De Carthagène à Paris , la passion du français d’un colombien

Martin Klôwè -Bordeaux

Emiro, 24 ans, vient de Carthagène des Indes sur la côte caribéenne de la Colombie. Il est étudiant polyglotte en licence de langues étrangères parcours: anglais français et littérature française. Emiro se décrit comme une personne ouverte d’esprit , passionnée des langues et de littérature française réaliste.

Engagé dans le programme CIEP où il travaille dans deux écoles près de Paris, il revient sur ses années d’études en Colombie.

« Quand tu apprends une langue tu apprends aussi une culture »


Comment est le système scolaire colombien ?

Généralement on commence vers l’âge de 5-6 ans. La primaire dure 5 ans, puis nous entrons au Bachillerato (le secondaire) qui dure 6 ans. À l’issue de ces 11 années d’études, nous avons accès aux universités grâce à notre diplôme. L’entrée dans les universités publiques se fait par un examen d’admission payante. Tout le monde ne peut pas se permettre d’investir 34 euros dans un examen (le salaire moyen en Colombie étant de 230,46 euros ). Certaines personnes préfèrent payer des choses plus urgentes comme l’alimentation par exemple. Néanmoins, le prix des universités publiques dépend du revenu des parents.

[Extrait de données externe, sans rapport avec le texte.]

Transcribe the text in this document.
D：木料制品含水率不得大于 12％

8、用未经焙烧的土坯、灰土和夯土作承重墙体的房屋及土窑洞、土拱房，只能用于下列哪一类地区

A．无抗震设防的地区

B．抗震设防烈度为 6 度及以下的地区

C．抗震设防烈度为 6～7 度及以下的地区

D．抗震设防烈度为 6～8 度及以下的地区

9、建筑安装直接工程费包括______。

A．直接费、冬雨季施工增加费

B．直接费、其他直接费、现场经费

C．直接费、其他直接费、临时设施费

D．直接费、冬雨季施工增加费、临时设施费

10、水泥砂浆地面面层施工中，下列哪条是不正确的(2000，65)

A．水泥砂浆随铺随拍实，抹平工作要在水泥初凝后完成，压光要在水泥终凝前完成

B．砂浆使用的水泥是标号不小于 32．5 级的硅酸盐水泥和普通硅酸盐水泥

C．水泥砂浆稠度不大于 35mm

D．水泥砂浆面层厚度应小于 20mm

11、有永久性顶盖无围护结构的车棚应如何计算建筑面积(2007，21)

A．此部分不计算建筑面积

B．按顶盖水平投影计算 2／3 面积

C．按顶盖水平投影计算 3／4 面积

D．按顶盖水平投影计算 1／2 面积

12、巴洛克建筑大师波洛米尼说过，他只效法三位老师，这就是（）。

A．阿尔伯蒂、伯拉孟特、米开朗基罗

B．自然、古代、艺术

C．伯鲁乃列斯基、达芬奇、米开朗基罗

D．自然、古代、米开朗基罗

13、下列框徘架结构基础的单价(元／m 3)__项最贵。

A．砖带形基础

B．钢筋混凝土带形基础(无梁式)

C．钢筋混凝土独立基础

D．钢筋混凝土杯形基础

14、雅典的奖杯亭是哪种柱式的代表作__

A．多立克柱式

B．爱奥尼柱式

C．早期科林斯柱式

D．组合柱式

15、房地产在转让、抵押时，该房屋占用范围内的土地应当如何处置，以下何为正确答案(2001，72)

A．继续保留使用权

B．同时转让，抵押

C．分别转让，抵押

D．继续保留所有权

Dans l’université de Carthagène, dans le cas du concours de médecine il y a généralement deux mille personnes qui postulent et que 50 places. La plupart des programmes ont un nombre de place limité, mais il existe des quotas pour les membres des communautés noires et indigènes mais il faut l’être légalement*. C’est un privilège d’aller à l’université public.

*(C’est-à-dire être catégorisé comme afro descendant-colombien , ou appartenir à un groupe indigène reconnu sur le territoire colombien par la constitution de 1991)

Peut-on postuler dans d’autres universités facilement ?

Oui, bien sûr, pourvu que tu puisses remplir toutes les cases. Une fois que l’on a été accepté, les frais d’université dépend du salaire des parents. Il y a également des aides, si tu fais partie des 3 meilleures moyennes tu as des aides (allant de 50% des frais à 100% de réduction). C’est également le cas pour les membres de groupes culturels, et les sportifs.


En outre, une fois que nous avons fini le secondaire, nous passons un examen qui s’appelle  « Pruebas SABER 11 ». Si nous y avons un bon résultat, nous pouvons obtenir la bourse du programme « Pilo PAGA ». C’est-à-dire que le gouvernement paye tout le semestre quelle que soit ta formation et te verse des subventions mensuellement. Néanmoins, il faut toujours avoir une moyenne de 3,8 par semestre sur 5 pour conserver cette bourse.

Comment est la vie universitaire en Colombie ?

En Colombie l’instruction est plutôt axée sur la pratique alors qu’en France cela reste très théorique. Il y a un examen pour lequel il faut beaucoup étudier juste pour mémoriser pour l’examen.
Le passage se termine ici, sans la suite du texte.